Mais peut-on parler d’un bénévolat en travail social ? Valorisé au titre de l’engagement de la société civile pour le bien collectif, le bénévolat peut aussi être vu comme du travail gratuit, c’est-à-dire du travail non reconnu comme tel et non rémunéré. Or, s’il est le fruit d’un choix positif pour certains, il peut être pour d’autres une solution par défaut et un espoir d’accès à l’emploi (Simonet, 2010). Mais au-delà, tout le travail des travailleurs sociaux rémunérés est-il reconnu comme tel, ou comprend-il une part invisible ? La part émotionnelle et relationnelle du métier peut ainsi apparaître comme une dimension invisibilisée de l’activité (Lenzi, Virat, 2018). L’idée d’engagement dans le travail social, ou même de vocation, semble contenir l’idée d’une « part de don » qui excède la dimension salariale ou marchande, et qui serait même nécessaire à l’accomplissement de ses missions (Fustier, 2015). Quels sont les contours de cette part bénévole du métier ; quelle place occupe-t-elle dans le travail social ?
Enfin, on peut se demander quels sont les enjeux de la visibilité du travail : compte-tenu que les frontières entre travail et non-travail sont mouvantes, faut-il le faire apparaître comme travail pour débusquer ses instrumentalisations et le faire accéder à la rémunération ? Faut-il plutôt admettre que certains domaines fonctionnent sur d’autres logiques, comme celle du don, qu’il s’agit de préserver ? On pourra ici s’intéresser aux débats théoriques et aux mouvements militants qui luttent pour la reconnaissance de certaines activités comme travail ou leur maintien dans le registre de l’engagement ou du domestique, tel que le travail des pairs ou des proches aidants (Giraud & Rist, 2019 ; Gardien, 2016).

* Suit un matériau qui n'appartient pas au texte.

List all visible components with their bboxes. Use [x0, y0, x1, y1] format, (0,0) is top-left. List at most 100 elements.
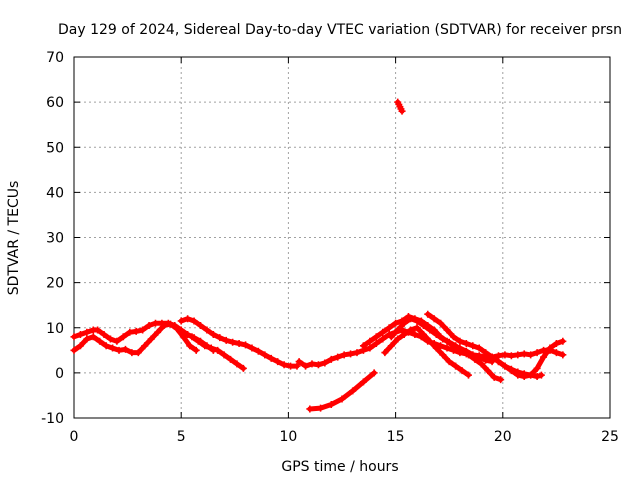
x-tick-label: 0: [70, 429, 79, 445]
data-point: [482, 349, 490, 357]
x-tick-label: 5: [177, 429, 186, 445]
data-point: [83, 328, 91, 336]
data-point: [121, 345, 129, 353]
data-point: [497, 376, 505, 384]
data-point: [334, 353, 342, 361]
data-point: [520, 370, 528, 378]
y-tick-label: 20: [46, 276, 64, 292]
y-axis-label: SDTVAR / TECUs: [6, 181, 22, 296]
data-point: [359, 342, 367, 350]
data-point: [443, 337, 451, 345]
chart-title: Day 129 of 2024, Sidereal Day-to-day VTE…: [58, 22, 622, 38]
y-tick-label: 0: [55, 366, 64, 382]
data-point: [559, 351, 567, 359]
data-point: [186, 342, 194, 350]
data-point: [469, 342, 477, 350]
data-point: [184, 331, 192, 339]
x-tick-label: 15: [387, 429, 405, 445]
data-point: [449, 342, 457, 350]
data-point: [437, 333, 445, 341]
series-band: [489, 354, 544, 379]
data-point: [430, 315, 438, 323]
y-tick-label: 30: [46, 231, 64, 247]
data-point: [394, 326, 402, 334]
data-point: [209, 331, 217, 339]
data-point: [392, 319, 400, 327]
data-point: [533, 372, 541, 380]
data-point: [469, 351, 477, 359]
data-point: [533, 349, 541, 357]
series-track-6: [306, 369, 378, 413]
data-point: [102, 342, 110, 350]
data-point: [424, 321, 432, 329]
data-point: [242, 341, 250, 349]
data-point: [381, 349, 389, 357]
data-point: [507, 352, 515, 360]
data-point: [452, 362, 460, 370]
y-tick-label: 70: [46, 50, 64, 66]
y-tick-label: 60: [46, 95, 64, 111]
data-point: [147, 335, 155, 343]
data-point: [443, 344, 451, 352]
x-axis-label: GPS time / hours: [281, 459, 398, 475]
data-point: [439, 351, 447, 359]
data-point: [527, 351, 535, 359]
data-point: [115, 346, 123, 354]
data-point: [370, 369, 378, 377]
data-point: [267, 354, 275, 362]
data-point: [203, 326, 211, 334]
data-point: [70, 346, 78, 354]
data-point: [419, 331, 427, 339]
data-point: [248, 344, 256, 352]
data-point: [417, 317, 425, 325]
data-point: [113, 337, 121, 345]
data-point: [537, 371, 545, 379]
data-point: [338, 395, 346, 403]
data-point: [239, 364, 247, 372]
data-point: [317, 404, 325, 412]
data-point: [89, 333, 97, 341]
x-tick-label: 20: [494, 429, 512, 445]
data-point: [214, 346, 222, 354]
data-point: [177, 326, 185, 334]
data-point: [220, 351, 228, 359]
y-tick-label: 40: [46, 185, 64, 201]
data-point: [475, 344, 483, 352]
data-point: [201, 342, 209, 350]
data-point: [216, 334, 224, 342]
y-tick-label: 10: [46, 321, 64, 337]
data-point: [552, 340, 560, 348]
data-point: [514, 351, 522, 359]
data-point: [437, 319, 445, 327]
data-point: [145, 321, 153, 329]
data-point: [372, 340, 380, 348]
data-point: [445, 358, 453, 366]
data-point: [484, 367, 492, 375]
data-point: [514, 368, 522, 376]
data-point: [407, 326, 415, 334]
data-point: [229, 338, 237, 346]
data-point: [449, 333, 457, 341]
data-point: [398, 107, 406, 115]
data-point: [302, 362, 310, 370]
data-point: [94, 326, 102, 334]
data-point: [347, 350, 355, 358]
data-point: [426, 337, 434, 345]
data-point: [400, 331, 408, 339]
data-point: [488, 353, 496, 361]
data-point: [274, 358, 282, 366]
data-point: [306, 405, 314, 413]
data-point: [184, 315, 192, 323]
data-point: [100, 331, 108, 339]
data-point: [106, 335, 114, 343]
data-points: [70, 98, 567, 413]
axes: 0 5 10 15 20 25 -10 0 10 20 30 40 50 60 70: [41, 50, 619, 445]
data-point: [501, 351, 509, 359]
data-point: [158, 319, 166, 327]
data-point: [379, 328, 387, 336]
data-point: [233, 360, 241, 368]
data-point: [196, 321, 204, 329]
data-point: [552, 349, 560, 357]
data-point: [151, 319, 159, 327]
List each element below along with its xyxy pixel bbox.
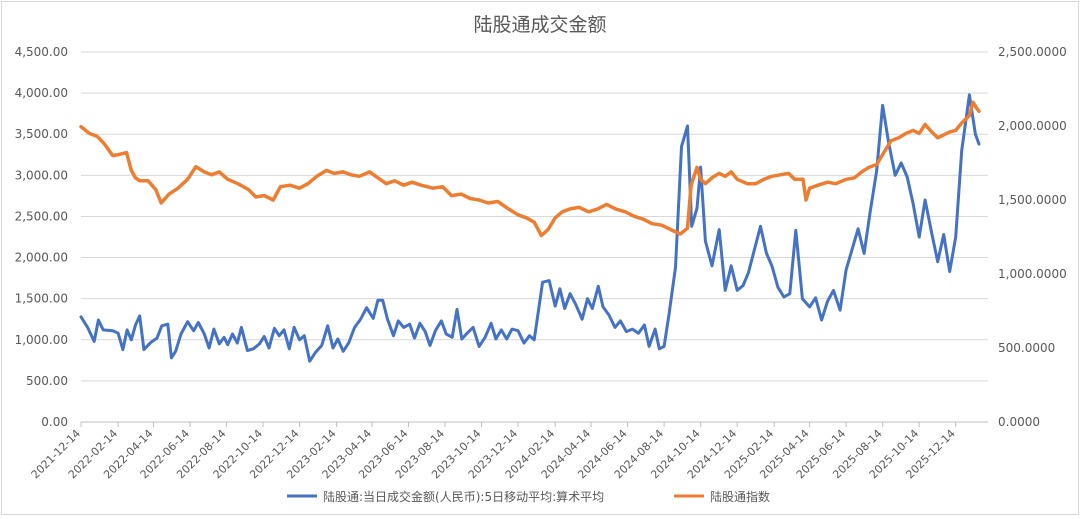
y-right-tick-label: 500.0000 [998,341,1055,355]
legend: 陆股通:当日成交金额(人民币):5日移动平均:算术平均 陆股通指数 [287,489,770,504]
legend-label: 陆股通指数 [710,489,770,504]
series-line-turnover [79,93,981,363]
y-right-tick-label: 0.0000 [998,415,1040,429]
y-left-tick-label: 3,000.00 [15,168,68,182]
y-right-tick-label: 1,500.0000 [998,193,1067,207]
y-left-tick-label: 4,000.00 [15,86,68,100]
y-left-tick-label: 3,500.00 [15,127,68,141]
legend-label: 陆股通:当日成交金额(人民币):5日移动平均:算术平均 [323,489,604,504]
y-left-tick-label: 0.00 [41,415,68,429]
y-left-tick-label: 500.00 [26,374,68,388]
y-left-tick-label: 4,500.00 [15,45,68,59]
series-line-index [79,100,981,238]
y-left-tick-label: 1,500.00 [15,292,68,306]
y-axis-right: 0.0000 500.0000 1,000.0000 1,500.0000 2,000.… [998,45,1067,429]
y-left-tick-label: 2,000.00 [15,251,68,265]
y-axis-left: 0.00 500.00 1,000.00 1,500.00 2,000.00 2,500.… [15,45,68,429]
y-right-tick-label: 2,500.0000 [998,45,1067,59]
y-left-tick-label: 2,500.00 [15,209,68,223]
y-right-tick-label: 1,000.0000 [998,267,1067,281]
series-layer [79,93,981,363]
gridlines [81,51,988,423]
chart-title: 陆股通成交金额 [473,14,606,36]
y-left-tick-label: 1,000.00 [15,333,68,347]
y-right-tick-label: 2,000.0000 [998,119,1067,133]
x-axis: 2021-12-142022-02-142022-04-142022-06-14… [29,422,958,481]
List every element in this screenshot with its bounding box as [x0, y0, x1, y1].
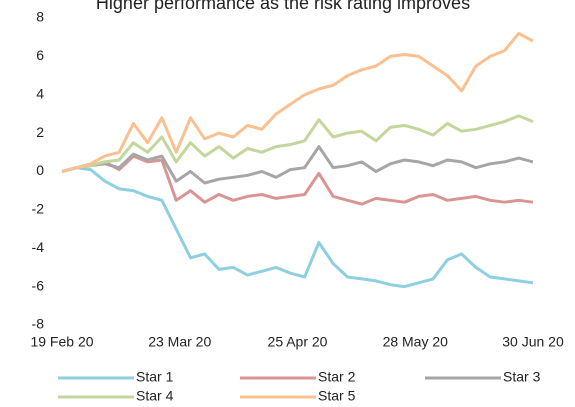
series-line	[61, 145, 534, 185]
legend-label: Star 4	[136, 388, 174, 404]
chart-title: Higher performance as the risk rating im…	[96, 0, 470, 13]
series-line	[61, 166, 534, 289]
y-tick-label: -4	[32, 239, 45, 255]
x-tick-label: 30 Jun 20	[502, 334, 564, 350]
y-tick-label: 0	[36, 162, 44, 178]
y-tick-label: 2	[36, 124, 44, 140]
x-tick-label: 28 May 20	[383, 334, 449, 350]
legend-label: Star 3	[503, 369, 541, 385]
legend-label: Star 5	[318, 388, 356, 404]
x-tick-label: 25 Apr 20	[268, 334, 328, 350]
y-tick-label: -2	[32, 201, 45, 217]
x-tick-label: 19 Feb 20	[30, 334, 93, 350]
legend-label: Star 1	[136, 369, 174, 385]
y-tick-label: 6	[36, 47, 44, 63]
y-tick-label: 8	[36, 9, 44, 25]
x-tick-label: 23 Mar 20	[148, 334, 211, 350]
legend-label: Star 2	[318, 369, 356, 385]
y-tick-label: -8	[32, 316, 45, 332]
y-tick-label: -6	[32, 277, 45, 293]
series-line	[61, 154, 534, 206]
series-line	[61, 31, 534, 173]
series-line	[61, 114, 534, 173]
y-tick-label: 4	[36, 85, 44, 101]
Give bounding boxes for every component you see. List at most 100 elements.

Ce numéro invite ainsi investiguer les relations entre bénévolat et travail social : leurs places et apports respectifs dans le secteur de l’intervention sociale, les modes de coopération et de collaboration qui s’instaurent entre bénévoles et travailleurs sociaux, les frontières et les passages entre activité salariée et activité bénévole, les enjeux de la qualification et de la reconnaissance de l’activité comme travail rémunéré ou comme engagement.
Coordination scientifique
Dossier coordonné par Anne Petiau (membre du Comité de rédaction, directrice du Centre d’Etudes et de Recherches Appliquées (CERA - Buc Ressources / CHIMM) anne.petiau@buc-ressources.org.
Modalités de proposition
Dépôt des manuscrits jusqu’au 1er septembre 2020
(par mail : gnoel.pasquet@faire-ess.fr) en mentionnant vos coordonnées (téléphonique et postale).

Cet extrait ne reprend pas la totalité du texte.